Разумеется, при разговоре с ученым секретарем Яков Ефимович имени не назовет. Не расскажет и о выставке. С нее-то все и началось. Красовицкий организовал в широкой художнической аудитории, демонстрацию своей последней работы. Серия портретов женщин, героев труда. Одна, две, три… десять. В аккуратных блузках и платьях, с напряженно серьезными лицами, без улыбки, без света в глазах. Отмечая указкой тот или иной портрет, Красовицкий убедительно рассказывал историю каждой своей героини. Что ни биография — доблестный труд, достойная жизнь. Вокруг этих жизней и завязался разговор. Выступали преимущественно близко знакомые Красовицкому люди. Выступления заканчивались положительными оценками работы художника, не слишком горячими, но положительными. Важная тема. Реалистично решение. Правда жизни. Лицо времени.
И вдруг…
— Ведь плохо, разве ты не видишь, что плохо? Скучно, обыденно, — шепнул Новодеев Якову Ефимовичу.
Яков Ефимович, человек трезвых взглядов на жизнь, не рискнул бы сказать это вслух. Но и не сообразил дернуть за рукав Новодеева: «Промолчи. Слышишь, как пляшут вокруг?»

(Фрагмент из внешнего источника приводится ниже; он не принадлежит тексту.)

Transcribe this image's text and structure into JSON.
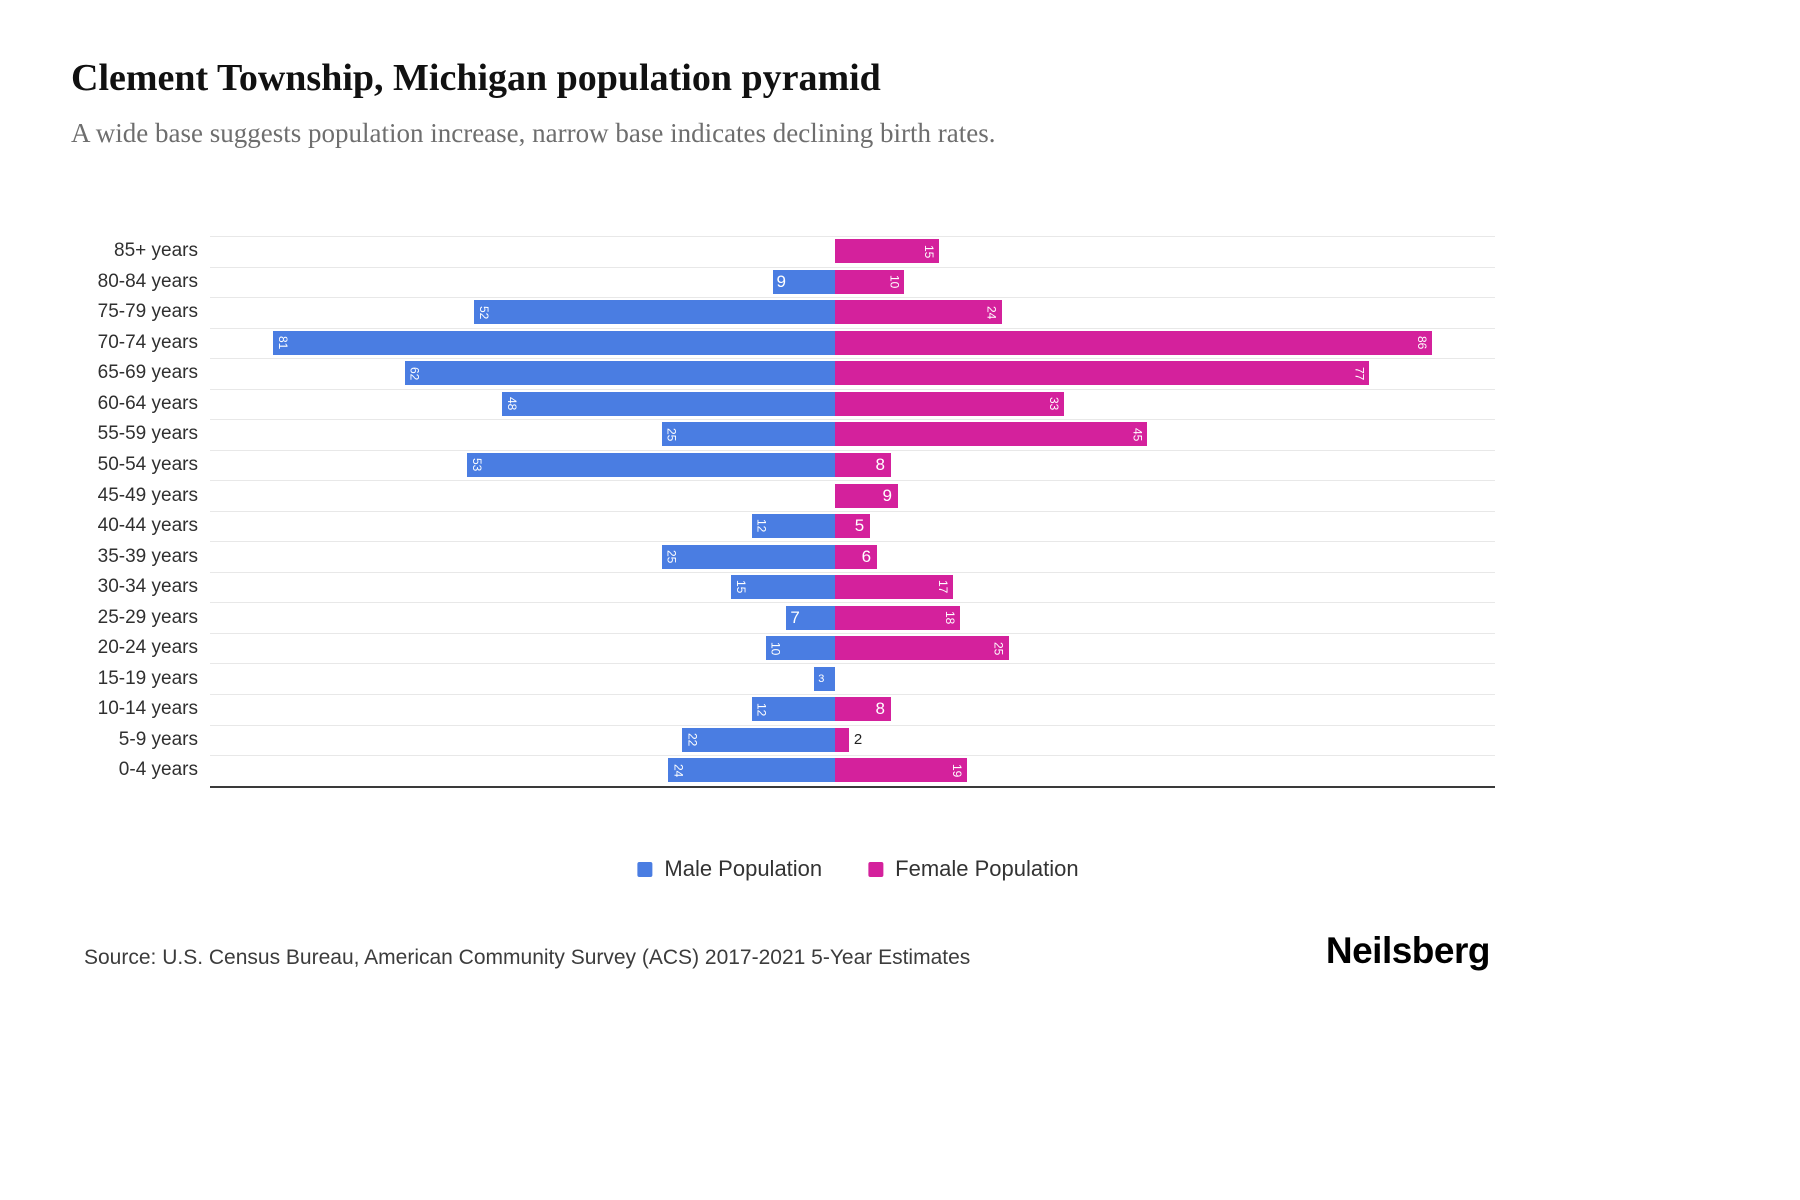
{
  "page": {
    "title": "Clement Township, Michigan population pyramid",
    "subtitle": "A wide base suggests population increase, narrow base indicates declining birth rates.",
    "source": "Source: U.S. Census Bureau, American Community Survey (ACS) 2017-2021 5-Year Estimates",
    "brand": "Neilsberg"
  },
  "legend": {
    "items": [
      {
        "label": "Male Population",
        "color": "#4a7de2"
      },
      {
        "label": "Female Population",
        "color": "#d4219c"
      }
    ]
  },
  "chart_data": {
    "type": "bar",
    "subtype": "population-pyramid",
    "orientation": "horizontal",
    "title": "Clement Township, Michigan population pyramid",
    "categories": [
      "85+ years",
      "80-84 years",
      "75-79 years",
      "70-74 years",
      "65-69 years",
      "60-64 years",
      "55-59 years",
      "50-54 years",
      "45-49 years",
      "40-44 years",
      "35-39 years",
      "30-34 years",
      "25-29 years",
      "20-24 years",
      "15-19 years",
      "10-14 years",
      "5-9 years",
      "0-4 years"
    ],
    "series": [
      {
        "name": "Male Population",
        "side": "left",
        "color": "#4a7de2",
        "values": [
          0,
          9,
          52,
          81,
          62,
          48,
          25,
          53,
          0,
          12,
          25,
          15,
          7,
          10,
          3,
          12,
          22,
          24
        ]
      },
      {
        "name": "Female Population",
        "side": "right",
        "color": "#d4219c",
        "values": [
          15,
          10,
          24,
          86,
          77,
          33,
          45,
          8,
          9,
          5,
          6,
          17,
          18,
          25,
          0,
          8,
          2,
          19
        ]
      }
    ],
    "value_axis": {
      "min": 0,
      "max_per_side": 90
    },
    "grid": true,
    "legend_position": "bottom"
  }
}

Яков Ефимович не был труслив, но понимал скромность своего дарования и соответственно скромное место, тем более что толкаться локтями не умел, что и сближало его с Новодеевым. Обстоятельства приучили его к осторожности. «Сказанное слово — серебро, не сказанное — золото», — говорит народная мудрость, а уж слово против такой, неустанно себя утверждающей личности, как Красовицкий, и вовсе опасно.
Что касается Новодеева, где его тихость? Деликатный и застенчивый, иногда он взрывался, как порох. Это бывало в суждениях и спорах об искусстве. Тут он терял представление, с кем говорит, кого судит. Мчал, как необъезженный конь, опрокидывая на пути все преграды.
— Что мы видим? Будничные, неиндивидуальные лица. Это правда жизни? Это фотографии, снятые равнодушным аппаратом. Почему все лица одинаковы? Почему вы не радуетесь, глядя на них? Почему при виде их вам приходит в голову ужасная мысль, что труд не благо, а бремя? Художник, ведь не это вы хотели сказать? Вы хотели рассказать о творчестве. О том, что у каждой из женщин в белых кофточках есть надежды и поиски: они чудесны, мы восторгаемся ими. Нет, — махнул он пытавшемуся что-то возразить Красовицкому, — не приклеивайте мне ярлык. Я не зову к лакировке. Не знаю, сумел ли бы я передать мысли и чувства героинь труда. Но… где краски в вашей картине? Краски убеждают. Где они? Неживописно. Отчего? Оттого, что писаны портреты по заказу. Постойте, постойте! — спешил он, не давая Красовицкому возразить. — Я не против заказов. Надо оформить выставку, праздник, парад — естественно! Но когда художник пишет знатных работниц по данному ему списку, не вживаясь в образ, пишет расчетливо, деловито и… равнодушно, тогда и получается равнодушно, — потухшим голосом закончил Новодеев.